Search code examples
neo4jspring-data-neo4jspring-data-neo4j-4neo4j-ogm

Loading 9M rows from Neo4j and writing it into CSV throws out of memory exception


I have a big graph model and I need to write the result of following query into a csv.

Match (u:USER)-[r:PURCHASED]->(o:ORDER)-[h:HAS]->(i:ITEM) return u.id as userId,i.product_number as itemId

When I "Explain" query, this is the result I get : enter image description here

It shows that the estimated result is something around 9M. My problems are :

1) It takes alot of time to get a response. From neo4j-shell it takes 38 minutes! Is this normal? BTW I have all schema indexes there and they all are ONLINE.

2) When I use SpringDataNeo4j to fetch the result , it throws an "java.lang.OutOfMemoryError: GC overhead limit exceeded" error , and that happens when SDN tries to convert the loaded data to our @QueryResult object.

I tried to optimize the query in all different ways but nothing was changed ! My impression is that I am doing something wrong. Does anyone have any idea how I can solve this problem? Should I go for Batch read/write ?

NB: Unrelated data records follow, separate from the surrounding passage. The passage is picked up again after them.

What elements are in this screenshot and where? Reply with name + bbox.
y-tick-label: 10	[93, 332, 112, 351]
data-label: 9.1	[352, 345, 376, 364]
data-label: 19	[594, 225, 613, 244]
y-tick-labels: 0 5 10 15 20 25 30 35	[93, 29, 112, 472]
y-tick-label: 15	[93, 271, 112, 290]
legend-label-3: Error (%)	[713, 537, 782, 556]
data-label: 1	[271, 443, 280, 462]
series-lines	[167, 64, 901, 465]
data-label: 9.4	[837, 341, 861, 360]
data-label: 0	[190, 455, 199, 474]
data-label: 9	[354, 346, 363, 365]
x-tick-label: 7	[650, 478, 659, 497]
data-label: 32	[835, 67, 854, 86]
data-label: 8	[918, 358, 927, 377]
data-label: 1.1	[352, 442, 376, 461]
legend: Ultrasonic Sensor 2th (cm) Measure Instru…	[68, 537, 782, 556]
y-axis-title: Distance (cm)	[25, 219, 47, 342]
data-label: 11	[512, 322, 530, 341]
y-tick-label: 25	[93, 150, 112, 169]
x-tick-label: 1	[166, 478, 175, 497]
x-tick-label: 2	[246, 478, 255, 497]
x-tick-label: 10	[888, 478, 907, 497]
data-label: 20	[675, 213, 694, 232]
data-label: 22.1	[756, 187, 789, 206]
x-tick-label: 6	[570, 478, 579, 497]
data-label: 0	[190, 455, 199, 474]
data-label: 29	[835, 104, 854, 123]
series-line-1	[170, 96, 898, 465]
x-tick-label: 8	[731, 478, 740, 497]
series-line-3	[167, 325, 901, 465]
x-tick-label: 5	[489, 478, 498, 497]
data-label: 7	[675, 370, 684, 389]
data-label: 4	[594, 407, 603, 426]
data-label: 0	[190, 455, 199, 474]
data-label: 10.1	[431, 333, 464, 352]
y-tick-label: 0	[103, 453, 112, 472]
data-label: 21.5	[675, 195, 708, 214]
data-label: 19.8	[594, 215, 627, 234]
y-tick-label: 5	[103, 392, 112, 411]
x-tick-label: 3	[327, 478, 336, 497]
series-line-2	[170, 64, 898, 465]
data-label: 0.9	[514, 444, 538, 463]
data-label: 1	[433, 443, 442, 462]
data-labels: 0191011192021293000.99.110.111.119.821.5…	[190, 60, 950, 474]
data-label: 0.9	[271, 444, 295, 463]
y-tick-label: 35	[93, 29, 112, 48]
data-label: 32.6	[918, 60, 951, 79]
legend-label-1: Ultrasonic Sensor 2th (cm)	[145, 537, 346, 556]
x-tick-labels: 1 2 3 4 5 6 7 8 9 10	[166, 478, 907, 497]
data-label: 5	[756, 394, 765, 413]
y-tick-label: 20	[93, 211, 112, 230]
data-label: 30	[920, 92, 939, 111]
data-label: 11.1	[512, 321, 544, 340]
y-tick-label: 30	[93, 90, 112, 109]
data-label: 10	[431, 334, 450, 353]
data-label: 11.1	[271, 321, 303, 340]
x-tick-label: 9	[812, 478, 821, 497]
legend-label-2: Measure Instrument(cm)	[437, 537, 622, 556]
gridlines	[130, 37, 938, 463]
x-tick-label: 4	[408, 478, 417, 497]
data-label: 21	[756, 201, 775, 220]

P.S I am using Neo4j comunity edition Version:3.0.1 and these are my sysinfos: enter image description here

and these are my server configs.

dbms.jvm.additional=-Dunsupported.dbms.udc.source=tarball
use_memory_mapped_buffers=true
neostore.nodestore.db.mapped_memory=3G
neostore.relationshipstore.db.mapped_memory=4G
neostore.propertystore.db.mapped_memory=3G
neostore.propertystore.db.strings.mapped_memory=1000M
neostore.propertystore.db.index.keys.mapped_memory=500M
neostore.propertystore.db.index.mapped_memory=500M

Solution

  • Thanks to Vince's and Michael comments I found a solution ! After doing some experiments it got clear that the server response time is actually good ! 1.5 minute for 9 million data ! The problem is with SDN as Vince mentioned ! The OOM happens when SDN tries to convert the data to @QueryResult Object. Increasing heap memory for our application is not a permanent solution as we will have more rows in future ! So we decide to use neo4j-jdbc-driver for big data queries... & it works like a jet ! Here is the code example we used :

    Class.forName("org.neo4j.jdbc.Driver");
        try (Connection con = DriverManager.getConnection("jdbc:neo4j:bolt://HOST:PORT", "USER", "PASSWORD")) {
    
            // Querying
            String query = "match (u:USER)-[r:PURCHASED]->(o:ORDER)-[h:HAS]->(i:ITEM) return u.id as userId,i.product_number as itemId";
            con.setAutoCommit(false); // important for large dataset
            Statement st = con.createStatement();
            st.setFetchSize(50);// important for large dataset
    
                try (ResultSet rs = st.executeQuery(query)) {
                    while (rs.next()) {
                        writer.write(rs.getInt("userId") + ","+rs.getInt("itemId"));
                        writer.newLine();
                    }
    
                }
    
            st.setFetchSize(0);
            writer.close();
            st.close();
    
        }
    

    Just make sure you use " con.setAutoCommit(false); " and "st.setFetchSize(50)" if you know that you are going to load a large dataset. Thanks Everyone !